Eleven Russian volunteer soldiers shot dead at training camp near Ukrainian border

Russian newly-mobilised reservists (File picture)

(Picture: REUTERS)

Eleven volunteer Russian soldiers were killed after two men opened fire at a military shooting range near the border with Ukraine, the Russian defence ministry has said.

The gunmen opened fire during a firearms training exercise on Saturday in the Belgorod region, targeting a group who had volunteered to fight in Ukraine, Russia’s RIA news agency reported.

Both gunmen were shot dead after the attack, authorities said.

“As a result of the incident at a shooting range in Belgorod region, 11 people died from gunshot wounds and another 15 were injured,” Russia’s Investigative Committee said, announcing a criminal investigation.

Russia’s defence ministry said the attackers were from a former Soviet nation, without providing further details.

The ministry branded the incident a terrorist attack.

Vyacheslav Gladkov, the governor of Belgorod, wrote on Telegram: “A terrible event happened on our territory, on the territory of one of the military units.

“Many soldiers were killed and wounded... there are no residents of the Belgorod region among the wounded and killed.”

It comes as a further blow to President Vladimir Putin just a week after a blast damaged a bridge linking Russia to Crimea, the peninsula it annexed from Ukraine in 2014.

Russian forces stepped up attacks on Ukrainian towns and cities over the weekend, launching five missile and 23 air strikes and up to 60 rocket attacks, the General Staff of Ukraine’s Armed Forces said on Sunday.

In response, Ukraine’s air forces carried out 32 strikes, hitting 24 Russian targets.

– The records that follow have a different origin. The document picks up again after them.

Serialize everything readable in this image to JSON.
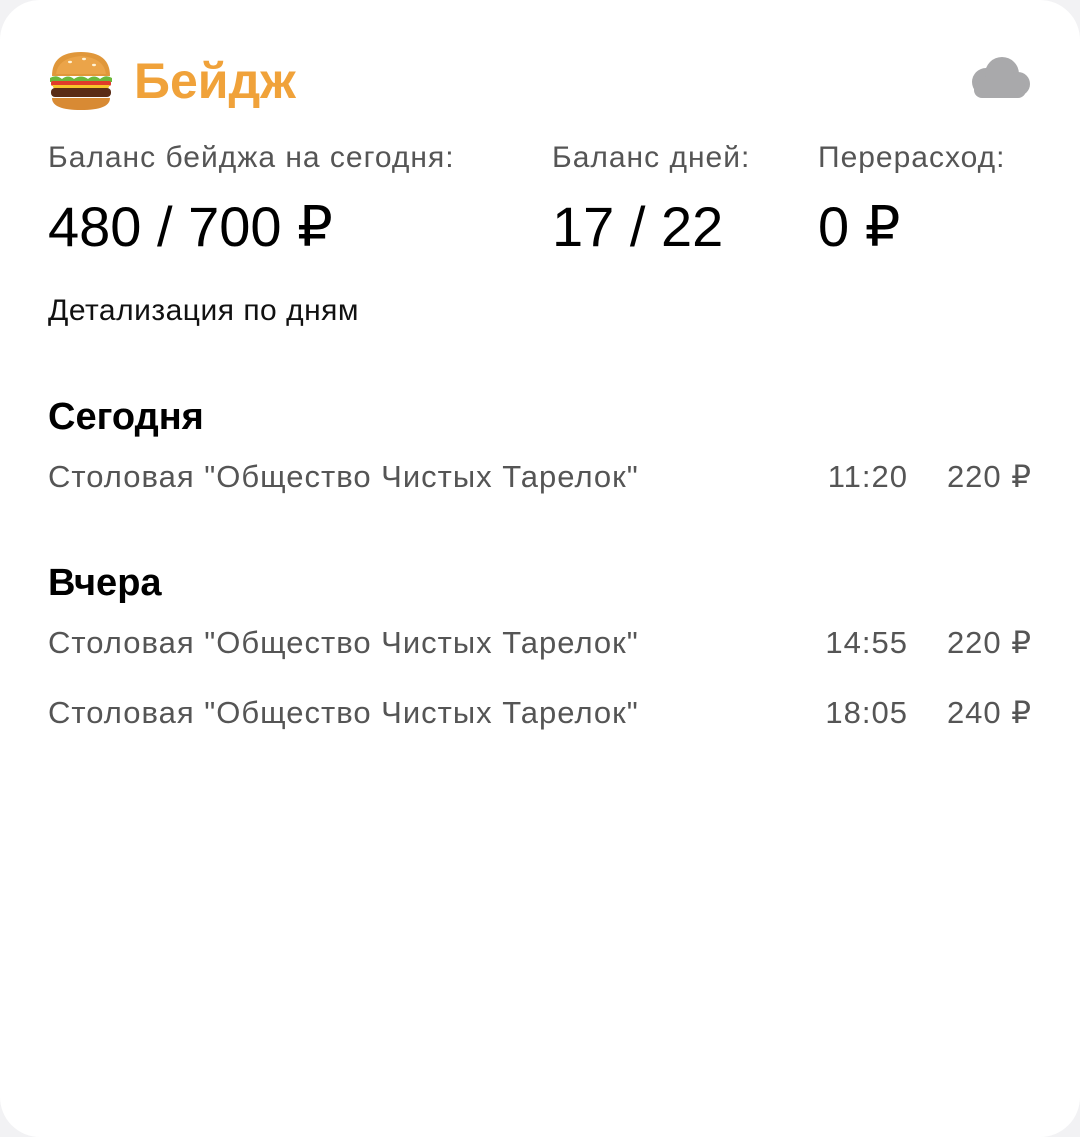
{
  "app": {
    "title": "Бейдж",
    "icon": "burger-icon",
    "sync_icon": "cloud-icon",
    "accent_color": "#f0a23a"
  },
  "stats": {
    "badge_balance_label": "Баланс бейджа на сегодня:",
    "badge_balance_value": "480 / 700 ₽",
    "days_balance_label": "Баланс дней:",
    "days_balance_value": "17 / 22",
    "overspend_label": "Перерасход:",
    "overspend_value": "0 ₽"
  },
  "details_link": "Детализация по дням",
  "days": [
    {
      "title": "Сегодня",
      "transactions": [
        {
          "place": "Столовая \"Общество Чистых Тарелок\"",
          "time": "11:20",
          "amount": "220 ₽"
        }
      ]
    },
    {
      "title": "Вчера",
      "transactions": [
        {
          "place": "Столовая \"Общество Чистых Тарелок\"",
          "time": "14:55",
          "amount": "220 ₽"
        },
        {
          "place": "Столовая \"Общество Чистых Тарелок\"",
          "time": "18:05",
          "amount": "240 ₽"
        }
      ]
    }
  ]
}
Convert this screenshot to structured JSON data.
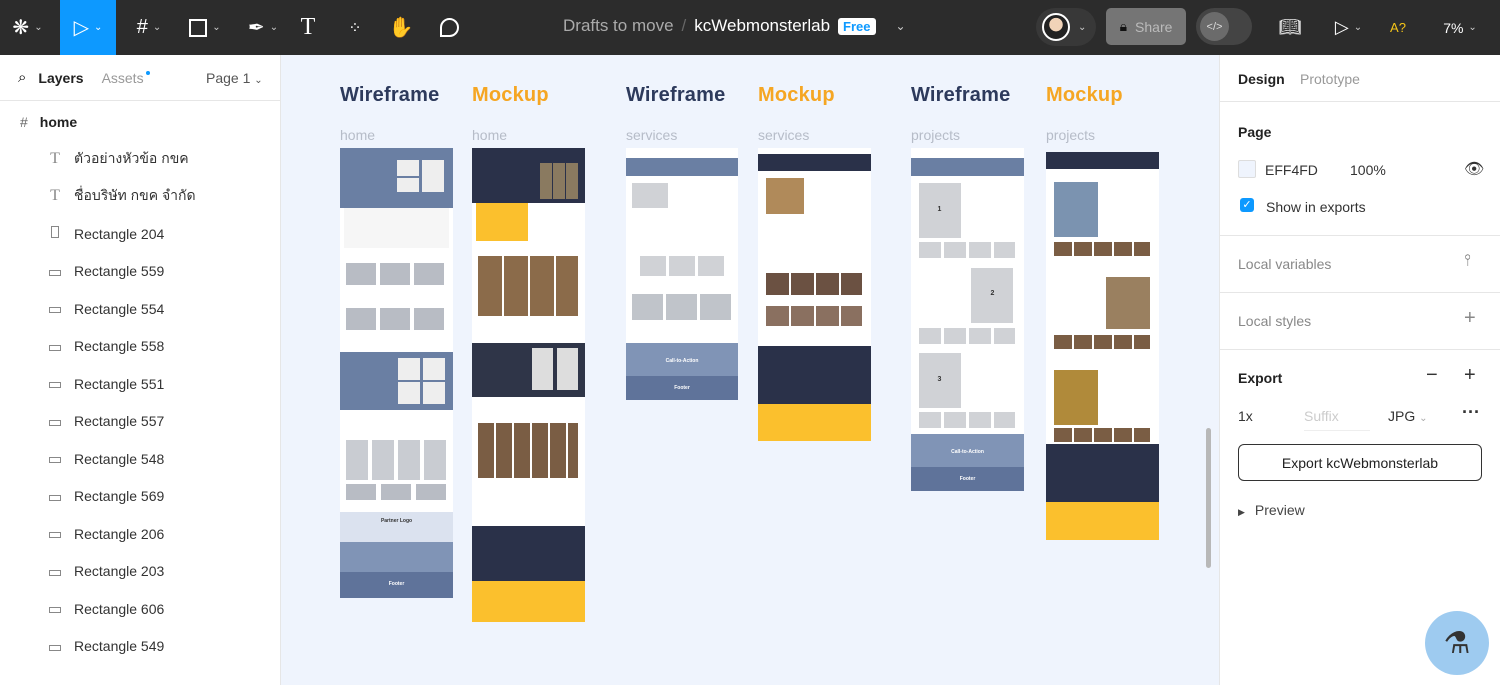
{
  "toolbar": {
    "file_path": "Drafts to move",
    "separator": "/",
    "file_name": "kcWebmonsterlab",
    "plan_badge": "Free",
    "share_label": "Share",
    "zoom": "7%",
    "accessibility_label": "A?"
  },
  "left_panel": {
    "tabs": [
      "Layers",
      "Assets"
    ],
    "page_selector": "Page 1",
    "frame": "home",
    "layers": [
      {
        "type": "text",
        "label": "ตัวอย่างหัวข้อ กขค"
      },
      {
        "type": "text",
        "label": "ชื่อบริษัท กขค จำกัด"
      },
      {
        "type": "rect-vertical",
        "label": "Rectangle 204"
      },
      {
        "type": "rect",
        "label": "Rectangle 559"
      },
      {
        "type": "rect",
        "label": "Rectangle 554"
      },
      {
        "type": "rect",
        "label": "Rectangle 558"
      },
      {
        "type": "rect",
        "label": "Rectangle 551"
      },
      {
        "type": "rect",
        "label": "Rectangle 557"
      },
      {
        "type": "rect",
        "label": "Rectangle 548"
      },
      {
        "type": "rect",
        "label": "Rectangle 569"
      },
      {
        "type": "rect",
        "label": "Rectangle 206"
      },
      {
        "type": "rect",
        "label": "Rectangle 203"
      },
      {
        "type": "rect",
        "label": "Rectangle 606"
      },
      {
        "type": "rect",
        "label": "Rectangle 549"
      }
    ]
  },
  "canvas": {
    "background": "#EFF4FD",
    "groups": [
      {
        "wireframe": "Wireframe",
        "mockup": "Mockup",
        "page": "home"
      },
      {
        "wireframe": "Wireframe",
        "mockup": "Mockup",
        "page": "services"
      },
      {
        "wireframe": "Wireframe",
        "mockup": "Mockup",
        "page": "projects"
      }
    ],
    "frame_text": {
      "cta": "Call-to-Action",
      "footer": "Footer",
      "partner": "Partner Logo",
      "n1": "1",
      "n2": "2",
      "n3": "3"
    }
  },
  "right_panel": {
    "tabs": [
      "Design",
      "Prototype"
    ],
    "page_title": "Page",
    "page_color": "EFF4FD",
    "page_opacity": "100%",
    "show_in_exports": "Show in exports",
    "show_in_exports_checked": true,
    "local_variables": "Local variables",
    "local_styles": "Local styles",
    "export_title": "Export",
    "export_scale": "1x",
    "suffix_placeholder": "Suffix",
    "format": "JPG",
    "export_button": "Export kcWebmonsterlab",
    "preview": "Preview"
  }
}
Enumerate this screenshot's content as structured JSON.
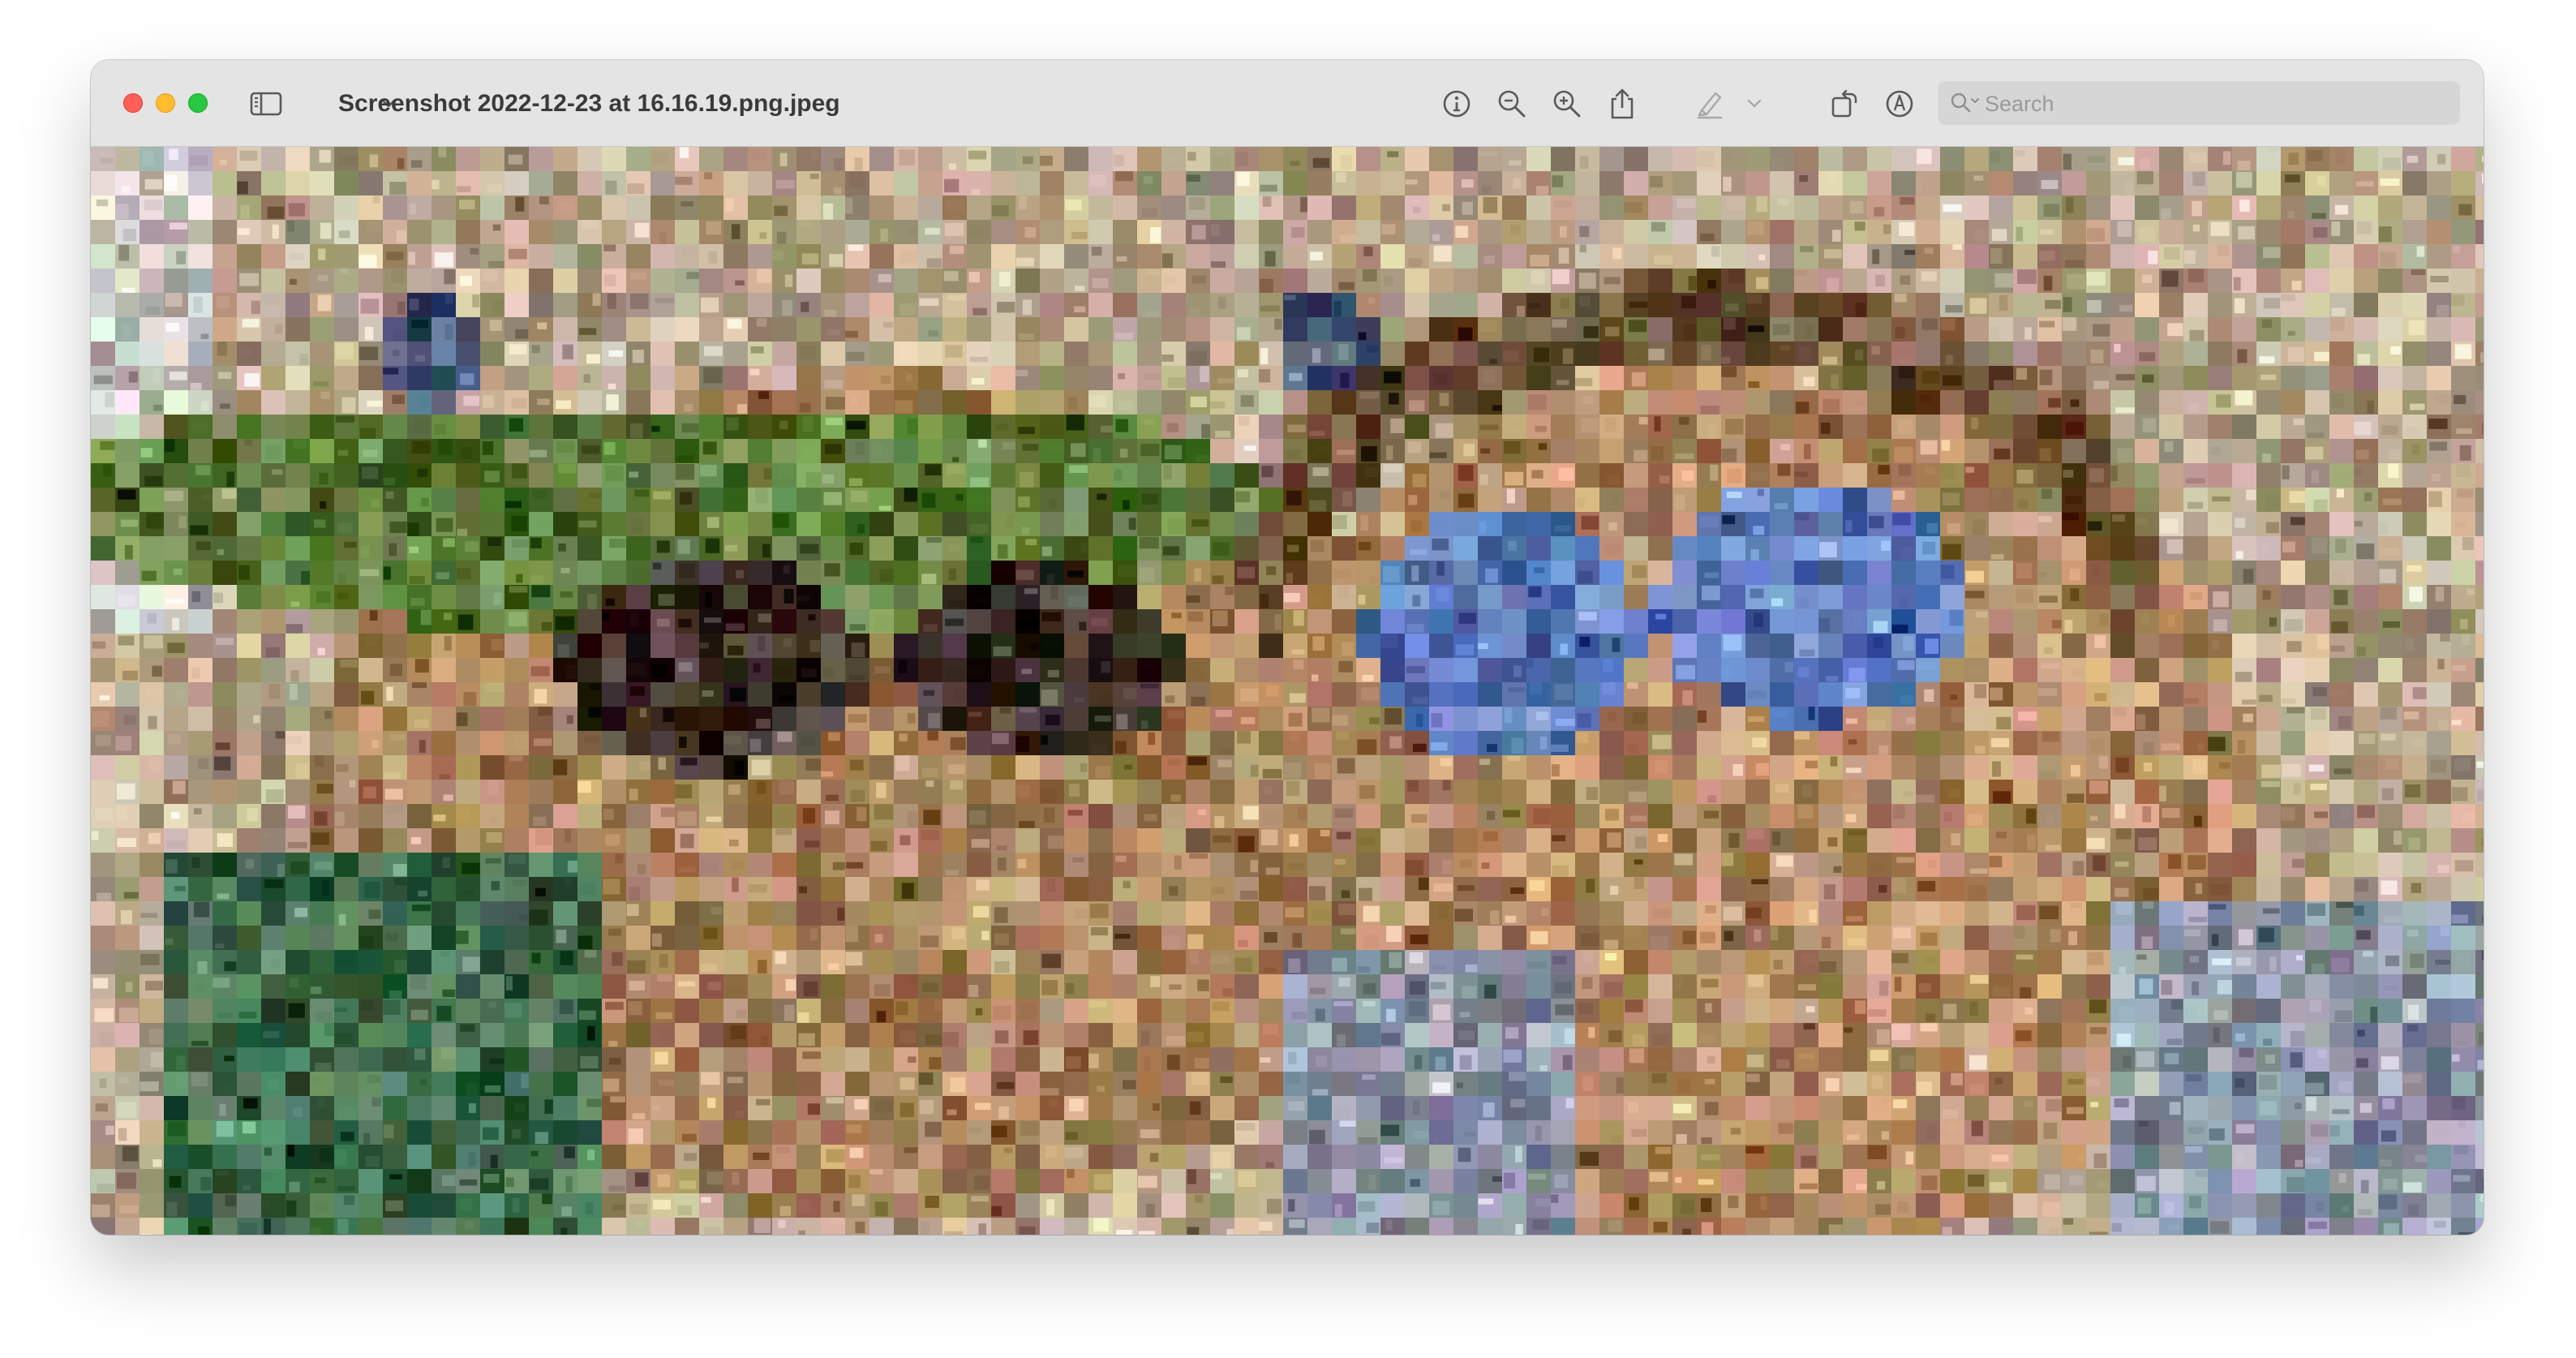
{
  "window": {
    "title": "Screenshot 2022-12-23 at 16.16.19.png.jpeg",
    "traffic_lights": {
      "close_color": "#ff5f57",
      "minimize_color": "#febc2e",
      "maximize_color": "#28c840"
    }
  },
  "toolbar": {
    "icons": {
      "sidebar": "sidebar-toggle-icon",
      "sidebar_menu": "chevron-down-icon",
      "info": "info-icon",
      "zoom_out": "zoom-out-icon",
      "zoom_in": "zoom-in-icon",
      "share": "share-icon",
      "highlight": "highlighter-icon",
      "highlight_menu": "chevron-down-icon",
      "rotate": "rotate-icon",
      "markup": "markup-pen-icon"
    },
    "search": {
      "placeholder": "Search",
      "value": ""
    }
  },
  "image": {
    "description_icon": "photo-mosaic-image",
    "palette": {
      "background": "#b7a58c",
      "skin": "#a8845e",
      "foliage": "#5f7a3c",
      "shadow": "#3b2e26",
      "glasses_blue": "#5a78b8",
      "sky": "#c9c7c0",
      "shirt_green": "#3f6a4a",
      "shirt_gray": "#8d96a6"
    }
  }
}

Mr Putin recently ordered a mobilisation to boost his flagging invasion after Ukrainian forces recaptured swathes of occupied territory in the east and south.

Around 300,000 reservists are being called up as Russia seeks to halt the advance of the Ukrainian army, Moscow has said. However, the UK Ministry of Defence on Sunday warned their equipment was “almost certainly lower than the already poor provision of previously deployed troops”.

Mr Putin confirmed on Friday that the call-up would end in two weeks.

Andriy Yermak, chief of staff to President Volodymyr Zelensky, said on Telegram on Sunday that Ukraine would prevail in the war because of the continued military aid it is receiving from the West and the cumulative impact of Western sanctions on Russia’s economy.

“Ukraine’s offensive is strategic and the defeat of Russia is inevitable,” he said.